Linking of the instructions into a tree cannot 100% be determined across block boundaries. So in these cases, the transpiler just passes
the sequence through unaltered. So WASM code with lots of function calls or branches will see less benefit.
There's still some headroom for optimization. Optimization is an ongoing process and I have a few other strategies yet to implement.
My plan for 1.0 includes:
- Prebaked super-instructions for memory operations
- Replace some object pools with pre-computed statics
- Implement the above transpiling for SIMD instructions (currently only i32/i64/f32/f64 instructions are optimized)
- Provide an API for 3rd party super-instruction optimization
## Roadmap
The current TODO list includes:
- **ExecAsync**: Thread scheduling and advanced gas metering.
- **ExecAsync**: Thread scheduling and advanced gas metering (basically JSPI, but C# Tasks)
- **Wasm Garbage Collection**: Support wasm-gc and heaptypes.
- **Text Format Parsing**: Add support for WebAssembly text format.
- **WASI p1 Test Suite**: Validate WASIp1 with the test suite for improved standard compliance.
- **WASI p2 and Component Model**: Implement the component model proposal.
- **SIMD Intrinsics**: Add hardware-accelerated SIMD (software implementation included in Wacs.Core).
- **Unity Bindings for SDL**: Implement SDL2 with Unity bindings.

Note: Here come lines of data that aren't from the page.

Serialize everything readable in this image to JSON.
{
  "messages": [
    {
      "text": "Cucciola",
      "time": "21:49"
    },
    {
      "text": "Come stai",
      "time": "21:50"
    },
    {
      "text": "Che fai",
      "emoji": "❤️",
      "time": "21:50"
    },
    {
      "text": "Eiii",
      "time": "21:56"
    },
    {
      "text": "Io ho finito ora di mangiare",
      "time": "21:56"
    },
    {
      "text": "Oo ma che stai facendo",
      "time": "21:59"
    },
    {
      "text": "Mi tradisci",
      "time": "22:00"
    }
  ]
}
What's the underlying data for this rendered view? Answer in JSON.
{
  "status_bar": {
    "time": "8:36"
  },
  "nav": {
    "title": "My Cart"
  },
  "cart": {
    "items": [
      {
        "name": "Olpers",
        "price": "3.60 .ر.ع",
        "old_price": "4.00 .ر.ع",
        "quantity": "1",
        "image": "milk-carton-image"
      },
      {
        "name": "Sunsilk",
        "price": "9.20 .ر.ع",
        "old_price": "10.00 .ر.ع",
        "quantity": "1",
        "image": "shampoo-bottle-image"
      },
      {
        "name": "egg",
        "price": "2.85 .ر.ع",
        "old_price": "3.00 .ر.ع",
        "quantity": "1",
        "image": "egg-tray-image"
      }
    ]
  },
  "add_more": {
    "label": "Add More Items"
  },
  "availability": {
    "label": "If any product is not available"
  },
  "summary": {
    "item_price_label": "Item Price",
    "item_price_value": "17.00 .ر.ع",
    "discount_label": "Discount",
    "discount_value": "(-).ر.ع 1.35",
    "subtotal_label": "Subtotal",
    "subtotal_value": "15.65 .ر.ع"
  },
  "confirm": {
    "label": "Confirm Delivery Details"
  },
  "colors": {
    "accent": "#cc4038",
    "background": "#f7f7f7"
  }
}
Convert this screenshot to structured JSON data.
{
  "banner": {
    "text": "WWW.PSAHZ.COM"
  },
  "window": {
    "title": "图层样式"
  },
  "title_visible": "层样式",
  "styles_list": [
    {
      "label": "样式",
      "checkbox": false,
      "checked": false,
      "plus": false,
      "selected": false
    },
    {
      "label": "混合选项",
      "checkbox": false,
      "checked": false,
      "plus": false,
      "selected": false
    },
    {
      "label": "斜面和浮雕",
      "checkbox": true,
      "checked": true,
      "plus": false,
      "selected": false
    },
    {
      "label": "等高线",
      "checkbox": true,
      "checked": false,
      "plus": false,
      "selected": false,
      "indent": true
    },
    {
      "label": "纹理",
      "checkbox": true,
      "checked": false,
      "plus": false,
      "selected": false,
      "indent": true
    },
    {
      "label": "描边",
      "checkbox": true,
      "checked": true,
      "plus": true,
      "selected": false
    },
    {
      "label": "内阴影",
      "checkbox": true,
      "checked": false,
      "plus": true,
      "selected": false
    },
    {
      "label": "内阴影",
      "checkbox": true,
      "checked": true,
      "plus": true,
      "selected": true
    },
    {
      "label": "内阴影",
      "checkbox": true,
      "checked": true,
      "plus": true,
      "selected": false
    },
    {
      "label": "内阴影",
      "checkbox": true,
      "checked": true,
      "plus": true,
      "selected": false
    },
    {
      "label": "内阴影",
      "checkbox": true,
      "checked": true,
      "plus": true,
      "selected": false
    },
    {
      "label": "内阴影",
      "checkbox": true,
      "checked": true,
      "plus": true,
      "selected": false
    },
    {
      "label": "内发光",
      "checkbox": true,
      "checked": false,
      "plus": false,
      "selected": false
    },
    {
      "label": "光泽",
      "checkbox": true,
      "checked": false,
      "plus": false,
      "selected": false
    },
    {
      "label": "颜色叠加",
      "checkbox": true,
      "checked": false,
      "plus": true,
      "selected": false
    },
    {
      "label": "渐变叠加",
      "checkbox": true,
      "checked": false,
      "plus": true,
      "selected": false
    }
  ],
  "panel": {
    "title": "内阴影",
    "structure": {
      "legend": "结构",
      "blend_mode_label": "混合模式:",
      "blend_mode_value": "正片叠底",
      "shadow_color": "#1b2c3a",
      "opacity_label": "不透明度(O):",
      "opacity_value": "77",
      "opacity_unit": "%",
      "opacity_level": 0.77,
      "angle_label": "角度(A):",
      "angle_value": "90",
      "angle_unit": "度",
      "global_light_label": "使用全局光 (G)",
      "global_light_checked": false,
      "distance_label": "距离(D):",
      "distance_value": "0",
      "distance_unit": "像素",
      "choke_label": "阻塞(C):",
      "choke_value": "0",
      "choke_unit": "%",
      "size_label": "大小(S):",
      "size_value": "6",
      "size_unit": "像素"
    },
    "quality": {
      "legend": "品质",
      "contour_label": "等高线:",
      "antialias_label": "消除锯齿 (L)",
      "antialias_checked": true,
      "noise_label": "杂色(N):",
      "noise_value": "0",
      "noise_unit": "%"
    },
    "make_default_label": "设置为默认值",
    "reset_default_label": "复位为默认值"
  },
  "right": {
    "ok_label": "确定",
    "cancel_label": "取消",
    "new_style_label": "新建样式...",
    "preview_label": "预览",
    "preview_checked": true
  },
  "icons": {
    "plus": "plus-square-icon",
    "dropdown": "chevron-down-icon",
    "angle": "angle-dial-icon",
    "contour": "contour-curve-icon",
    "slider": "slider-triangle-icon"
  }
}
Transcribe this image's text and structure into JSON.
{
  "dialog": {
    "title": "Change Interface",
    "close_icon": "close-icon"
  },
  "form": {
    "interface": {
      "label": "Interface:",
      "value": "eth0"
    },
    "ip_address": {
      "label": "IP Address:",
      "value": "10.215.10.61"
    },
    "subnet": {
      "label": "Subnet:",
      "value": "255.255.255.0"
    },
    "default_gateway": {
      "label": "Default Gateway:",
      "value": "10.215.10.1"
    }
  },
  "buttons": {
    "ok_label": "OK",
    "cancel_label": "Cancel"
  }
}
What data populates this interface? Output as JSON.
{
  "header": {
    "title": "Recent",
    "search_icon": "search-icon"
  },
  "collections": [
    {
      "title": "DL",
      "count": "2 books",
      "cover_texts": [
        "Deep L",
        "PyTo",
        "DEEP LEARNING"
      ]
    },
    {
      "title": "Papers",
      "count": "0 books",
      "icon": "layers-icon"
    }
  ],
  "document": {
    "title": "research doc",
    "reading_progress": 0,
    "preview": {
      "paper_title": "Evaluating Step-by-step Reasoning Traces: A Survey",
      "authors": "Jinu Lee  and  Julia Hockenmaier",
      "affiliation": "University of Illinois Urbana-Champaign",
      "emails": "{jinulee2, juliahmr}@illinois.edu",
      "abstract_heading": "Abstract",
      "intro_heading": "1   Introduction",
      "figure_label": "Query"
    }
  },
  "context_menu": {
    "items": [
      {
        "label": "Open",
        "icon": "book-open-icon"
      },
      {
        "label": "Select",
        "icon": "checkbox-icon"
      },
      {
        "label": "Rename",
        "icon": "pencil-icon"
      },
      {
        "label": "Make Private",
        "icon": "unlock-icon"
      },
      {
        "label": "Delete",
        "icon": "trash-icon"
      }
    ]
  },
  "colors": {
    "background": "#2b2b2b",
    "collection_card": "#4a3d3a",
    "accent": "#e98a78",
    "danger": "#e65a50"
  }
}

- **Instantiation-time Optimization**: Improvements like superinstruction threading and selective inlining for better performance.
- **JavaScript Proxy Bindings**: Maybe support common JS env functions.
## WebAssembly Feature Extensions
WACS is based on the WebAssembly Core 2 spec.
WACS is based on the [WebAssembly Core 2 spec](https://www.w3.org/TR/wasm-core-2/).
I am implementing and adding support for as many phase 5 extensions as I can.
Progress depends mostly on complexity and non-javascriptiness.